Setting Myself Up

I just sent an e-mail off to Zero Gravity Management. They had asked to read 20 August back in September and their note said to give them 90 days before querying about the status. It also said they don’t bother to send rejections because they’re too busy. Once again, no news is bad news, and I’m inviting disappointment just by asking, but . . . I’d rather know flat out.

I’ve got scripts out with other managers and agencies as well, and the longer the crickets chirp, the less likely I am to hear good news. At least, that’s been my experience thus far. But again, I’d just like to hear one way or another.

Well, I say that, but then again sometimes I’ve received a rejection for something I’d forgotten I’d ever sent, and then I’m stung because it’s an unexpected dismissal. If I’ve forgotten you, please don’t suddenly send me a note saying you don’t like my script or don’t see me as a “fit” or whatever. I was quite happy not knowing.

On the up side, I do have people telling me they’re interested in my work. They want to make my movies. But in an industry where talk is cheap—and I do believe these people are sincere, but . . . “want to” and “can” are not the same thing—until it’s on paper and signed, I have a hard time getting excited.

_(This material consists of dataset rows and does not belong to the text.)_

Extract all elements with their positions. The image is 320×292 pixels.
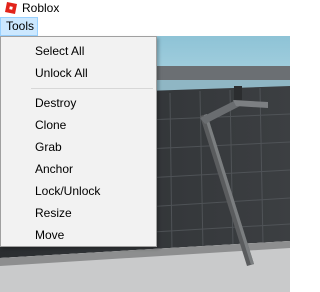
menu-tools[interactable]: Tools: [0, 17, 38, 36]
tools-dropdown-menu: Select All Unlock All Destroy Clone Grab…: [0, 36, 157, 247]
menu-bar: Tools: [0, 17, 290, 37]
menu-item-clone[interactable]: Clone: [2, 114, 155, 136]
menu-item-resize[interactable]: Resize: [2, 202, 155, 224]
menu-separator: [31, 88, 153, 89]
menu-item-move[interactable]: Move: [2, 224, 155, 246]
menu-item-unlock-all[interactable]: Unlock All: [2, 62, 155, 84]
menu-item-select-all[interactable]: Select All: [2, 40, 155, 62]
menu-item-grab[interactable]: Grab: [2, 136, 155, 158]
menu-item-destroy[interactable]: Destroy: [2, 92, 155, 114]
roblox-logo-icon: [5, 2, 17, 14]
menu-item-anchor[interactable]: Anchor: [2, 158, 155, 180]
menu-item-lock-unlock[interactable]: Lock/Unlock: [2, 180, 155, 202]
window-title: Roblox: [22, 1, 60, 15]
title-bar: Roblox: [0, 0, 290, 17]
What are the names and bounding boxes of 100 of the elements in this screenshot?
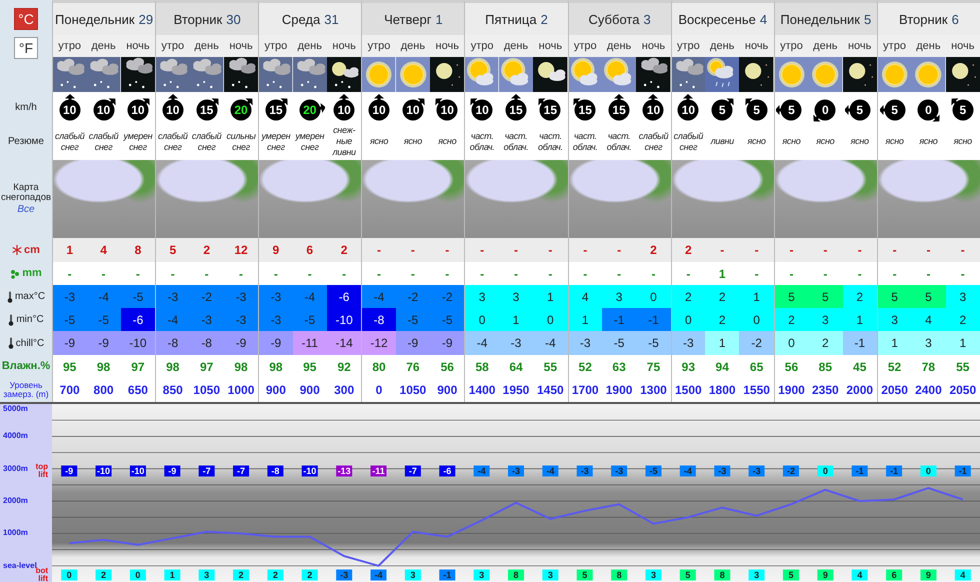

But I shouldn’t be cynical. Really, I’m trying to stay positive and look at the up sides in everything. I believe if I send out positive energy, good things will come back to me. And maybe that’s naive, but it doesn’t hurt anything to be optimistic and sure makes life a lot more pleasant.

So I’ve set myself up for disappointment, but if I’m already expecting the worst . . . ::shrug:: One of these days instead of disappointment (or at the very least instead of meeting my low expectations), maybe I’ll get a pleasant surprise!